Mouse females devoid of exposure to males during fetal development exhibit increased maternal behavior

Many sex differences can be found in the expression of aggression and parental nurturing behaviors. It is important to determine if these are modulated by prenatal conditions. Here, using assisted reproduction technologies, we generated females that were (mixed-sex) or were not (same-sex) exposed to males during fetal development, raised them by cross fostering among fosters' own female only pups to control for effects of postnatal environment, and compared their reproductive abilities and behavior. There were no differences between females from the two prenatal conditions in estrus cycle length and length of time spent at individual estrus cycle stages. Both types of females had similar ovulation efficiency and bred equally well yielding comparable litter size and progeny sex ratio.
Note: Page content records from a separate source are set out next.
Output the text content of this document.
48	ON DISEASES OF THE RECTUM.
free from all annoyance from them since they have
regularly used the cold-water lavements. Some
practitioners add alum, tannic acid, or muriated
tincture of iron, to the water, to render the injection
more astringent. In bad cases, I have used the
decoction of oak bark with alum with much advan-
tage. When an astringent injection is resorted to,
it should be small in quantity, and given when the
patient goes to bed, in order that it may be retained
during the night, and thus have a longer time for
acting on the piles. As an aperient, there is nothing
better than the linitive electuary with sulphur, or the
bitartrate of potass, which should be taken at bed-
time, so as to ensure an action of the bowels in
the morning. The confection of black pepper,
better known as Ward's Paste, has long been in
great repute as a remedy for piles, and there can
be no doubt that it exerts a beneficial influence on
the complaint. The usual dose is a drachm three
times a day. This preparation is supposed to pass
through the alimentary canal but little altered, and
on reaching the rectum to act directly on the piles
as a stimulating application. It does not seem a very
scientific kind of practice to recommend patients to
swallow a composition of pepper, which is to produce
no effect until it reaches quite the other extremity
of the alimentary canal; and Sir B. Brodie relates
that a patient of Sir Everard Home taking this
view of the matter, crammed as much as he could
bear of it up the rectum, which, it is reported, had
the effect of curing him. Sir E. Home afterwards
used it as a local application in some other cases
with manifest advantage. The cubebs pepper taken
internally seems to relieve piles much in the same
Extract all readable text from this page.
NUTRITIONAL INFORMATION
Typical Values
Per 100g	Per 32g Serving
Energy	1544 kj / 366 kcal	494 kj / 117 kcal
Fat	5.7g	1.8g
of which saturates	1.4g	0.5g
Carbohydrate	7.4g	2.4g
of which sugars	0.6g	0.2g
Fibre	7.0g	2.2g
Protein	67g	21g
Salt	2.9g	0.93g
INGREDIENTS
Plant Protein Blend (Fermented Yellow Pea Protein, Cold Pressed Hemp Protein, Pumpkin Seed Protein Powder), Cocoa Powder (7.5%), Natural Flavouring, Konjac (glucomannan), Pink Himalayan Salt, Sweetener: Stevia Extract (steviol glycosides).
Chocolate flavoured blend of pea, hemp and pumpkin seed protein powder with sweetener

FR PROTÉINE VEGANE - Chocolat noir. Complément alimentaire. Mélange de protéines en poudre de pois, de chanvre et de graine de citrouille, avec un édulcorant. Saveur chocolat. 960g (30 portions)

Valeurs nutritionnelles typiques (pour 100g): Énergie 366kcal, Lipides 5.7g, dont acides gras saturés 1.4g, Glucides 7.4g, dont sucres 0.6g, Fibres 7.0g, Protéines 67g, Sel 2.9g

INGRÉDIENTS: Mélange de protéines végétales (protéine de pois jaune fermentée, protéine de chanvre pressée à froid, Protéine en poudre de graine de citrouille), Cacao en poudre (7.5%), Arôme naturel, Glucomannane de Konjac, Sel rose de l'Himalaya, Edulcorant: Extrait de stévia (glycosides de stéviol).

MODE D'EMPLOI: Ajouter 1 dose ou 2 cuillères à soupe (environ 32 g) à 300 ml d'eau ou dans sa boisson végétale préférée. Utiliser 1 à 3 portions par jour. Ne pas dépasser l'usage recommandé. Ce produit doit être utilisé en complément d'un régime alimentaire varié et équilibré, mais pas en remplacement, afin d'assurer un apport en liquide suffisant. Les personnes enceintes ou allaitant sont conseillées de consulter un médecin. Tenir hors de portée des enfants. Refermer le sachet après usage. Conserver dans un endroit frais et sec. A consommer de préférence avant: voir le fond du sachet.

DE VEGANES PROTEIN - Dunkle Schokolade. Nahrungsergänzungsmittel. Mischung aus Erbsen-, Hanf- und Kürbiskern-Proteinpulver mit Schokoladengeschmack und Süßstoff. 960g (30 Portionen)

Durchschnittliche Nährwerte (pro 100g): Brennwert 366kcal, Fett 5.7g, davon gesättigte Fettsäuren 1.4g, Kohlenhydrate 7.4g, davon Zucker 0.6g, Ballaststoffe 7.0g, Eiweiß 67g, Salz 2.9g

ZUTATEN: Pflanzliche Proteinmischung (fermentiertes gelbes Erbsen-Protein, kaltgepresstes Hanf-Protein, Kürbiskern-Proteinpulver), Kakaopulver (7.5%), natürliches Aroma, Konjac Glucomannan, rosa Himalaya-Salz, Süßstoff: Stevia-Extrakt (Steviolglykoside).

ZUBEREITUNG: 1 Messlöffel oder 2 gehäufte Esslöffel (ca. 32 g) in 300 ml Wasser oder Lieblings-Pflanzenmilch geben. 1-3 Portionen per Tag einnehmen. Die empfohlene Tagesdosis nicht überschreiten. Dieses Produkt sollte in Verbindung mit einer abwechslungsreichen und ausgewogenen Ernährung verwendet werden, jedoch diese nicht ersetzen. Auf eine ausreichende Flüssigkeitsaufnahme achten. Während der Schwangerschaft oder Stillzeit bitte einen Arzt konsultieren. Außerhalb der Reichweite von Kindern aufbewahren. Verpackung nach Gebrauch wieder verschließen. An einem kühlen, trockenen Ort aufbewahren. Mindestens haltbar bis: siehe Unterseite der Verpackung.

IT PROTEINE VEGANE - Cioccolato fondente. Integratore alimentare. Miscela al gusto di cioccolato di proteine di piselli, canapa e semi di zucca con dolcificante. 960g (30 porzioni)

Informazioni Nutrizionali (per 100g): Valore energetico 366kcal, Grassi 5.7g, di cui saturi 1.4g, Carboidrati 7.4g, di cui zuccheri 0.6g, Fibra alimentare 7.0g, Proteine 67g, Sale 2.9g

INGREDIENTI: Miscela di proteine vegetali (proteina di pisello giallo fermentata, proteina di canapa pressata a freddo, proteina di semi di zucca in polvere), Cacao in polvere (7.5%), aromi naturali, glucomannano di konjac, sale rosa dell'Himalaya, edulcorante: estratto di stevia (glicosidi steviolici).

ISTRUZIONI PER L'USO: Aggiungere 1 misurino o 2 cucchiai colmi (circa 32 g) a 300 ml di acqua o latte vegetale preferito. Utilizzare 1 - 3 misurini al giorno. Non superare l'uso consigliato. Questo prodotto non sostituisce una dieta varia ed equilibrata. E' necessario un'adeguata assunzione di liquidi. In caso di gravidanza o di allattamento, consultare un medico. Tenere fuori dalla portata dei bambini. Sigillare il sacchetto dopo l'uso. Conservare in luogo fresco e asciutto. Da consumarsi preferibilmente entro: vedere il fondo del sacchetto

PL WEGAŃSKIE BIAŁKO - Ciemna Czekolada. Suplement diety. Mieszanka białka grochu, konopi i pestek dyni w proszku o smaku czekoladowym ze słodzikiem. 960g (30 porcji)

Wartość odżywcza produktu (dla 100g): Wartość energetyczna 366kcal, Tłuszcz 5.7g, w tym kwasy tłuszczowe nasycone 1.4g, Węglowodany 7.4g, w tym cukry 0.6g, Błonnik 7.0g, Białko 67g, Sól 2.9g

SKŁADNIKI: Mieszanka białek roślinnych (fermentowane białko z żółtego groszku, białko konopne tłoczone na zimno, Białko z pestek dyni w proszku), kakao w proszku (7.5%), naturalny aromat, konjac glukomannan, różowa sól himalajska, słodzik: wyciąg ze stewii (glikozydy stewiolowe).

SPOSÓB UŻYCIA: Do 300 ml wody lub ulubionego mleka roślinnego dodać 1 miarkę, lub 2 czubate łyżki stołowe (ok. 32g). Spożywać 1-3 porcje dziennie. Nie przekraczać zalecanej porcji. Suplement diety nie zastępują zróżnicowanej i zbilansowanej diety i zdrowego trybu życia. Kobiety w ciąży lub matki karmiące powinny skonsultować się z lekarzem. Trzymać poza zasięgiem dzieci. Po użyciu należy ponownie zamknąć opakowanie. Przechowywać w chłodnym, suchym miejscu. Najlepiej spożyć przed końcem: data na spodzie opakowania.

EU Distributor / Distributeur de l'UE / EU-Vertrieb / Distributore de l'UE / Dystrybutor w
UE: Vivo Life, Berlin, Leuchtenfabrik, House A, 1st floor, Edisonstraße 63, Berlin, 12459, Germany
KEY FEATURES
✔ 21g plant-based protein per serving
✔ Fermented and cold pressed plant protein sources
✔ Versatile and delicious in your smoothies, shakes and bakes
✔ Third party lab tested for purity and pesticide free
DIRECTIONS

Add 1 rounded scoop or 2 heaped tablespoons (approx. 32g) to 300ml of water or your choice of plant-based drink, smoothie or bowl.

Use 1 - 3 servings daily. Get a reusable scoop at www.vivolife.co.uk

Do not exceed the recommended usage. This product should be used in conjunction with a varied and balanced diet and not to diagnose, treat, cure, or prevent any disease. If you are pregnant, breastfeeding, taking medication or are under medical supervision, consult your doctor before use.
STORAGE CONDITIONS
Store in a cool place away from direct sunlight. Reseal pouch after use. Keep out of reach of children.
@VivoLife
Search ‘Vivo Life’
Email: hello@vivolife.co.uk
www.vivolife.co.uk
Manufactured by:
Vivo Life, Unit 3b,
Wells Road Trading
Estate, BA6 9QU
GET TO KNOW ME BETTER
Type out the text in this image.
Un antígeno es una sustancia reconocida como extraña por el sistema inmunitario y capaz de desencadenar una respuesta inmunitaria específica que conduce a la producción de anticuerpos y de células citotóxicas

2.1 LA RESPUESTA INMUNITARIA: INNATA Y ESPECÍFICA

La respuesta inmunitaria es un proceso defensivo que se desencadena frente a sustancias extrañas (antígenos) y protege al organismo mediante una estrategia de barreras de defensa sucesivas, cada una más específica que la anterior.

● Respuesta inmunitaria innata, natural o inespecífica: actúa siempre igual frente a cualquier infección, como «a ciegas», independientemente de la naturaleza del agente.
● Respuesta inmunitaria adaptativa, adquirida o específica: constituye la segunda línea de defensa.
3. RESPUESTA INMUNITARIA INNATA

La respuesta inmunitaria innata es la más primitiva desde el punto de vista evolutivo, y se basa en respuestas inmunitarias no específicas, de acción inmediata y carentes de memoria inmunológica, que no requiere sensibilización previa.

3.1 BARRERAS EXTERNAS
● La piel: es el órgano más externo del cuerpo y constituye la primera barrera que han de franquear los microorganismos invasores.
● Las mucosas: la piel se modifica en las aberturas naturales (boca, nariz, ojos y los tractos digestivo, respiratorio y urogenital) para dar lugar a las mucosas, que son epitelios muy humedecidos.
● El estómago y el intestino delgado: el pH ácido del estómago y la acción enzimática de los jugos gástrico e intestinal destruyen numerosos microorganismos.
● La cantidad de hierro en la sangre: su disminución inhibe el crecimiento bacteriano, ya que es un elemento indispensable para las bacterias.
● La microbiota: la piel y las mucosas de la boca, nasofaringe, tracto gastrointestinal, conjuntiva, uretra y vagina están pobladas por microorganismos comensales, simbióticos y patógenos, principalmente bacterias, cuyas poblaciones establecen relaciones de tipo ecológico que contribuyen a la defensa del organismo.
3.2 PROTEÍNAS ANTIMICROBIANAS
Females from the two prenatal conditions were also indistinguishable in social behavior and exhibited normal social responses towards unfamiliar females in the three-chamber social approach and social proximity tests. When urine was collected from both types of females and used as a point source in a scent-marking paradigm, exposed males showed a similar distribution and extent of urinary scent marking in response to urine from each type of female but tended to engage in higher durations of sniffing the urine from same-sex females. When females were tested in a resident-intruder paradigm 3 days after giving birth, same-sex females exhibited enhancement of pup grooming and an overall decrease of non-pup activity prior to male intruder introduction, and after introduction were more defensive as evidenced by higher rates of burying, open-mouth threat/lunges, and attacks towards the male, and decreased latencies to display these defensive behaviors. Our results suggest that females devoid of male exposure during fetal development have reproductive abilities similar to those of females from mixed-sex pregnancies, and have normal social interactions with other females. However, they exhibit hyper-maternal behavior both in terms of the care and defense of pups in front of a male intruder, and potentially produce a pheromonal milieu that renders them more attractive to males during olfactory investigations.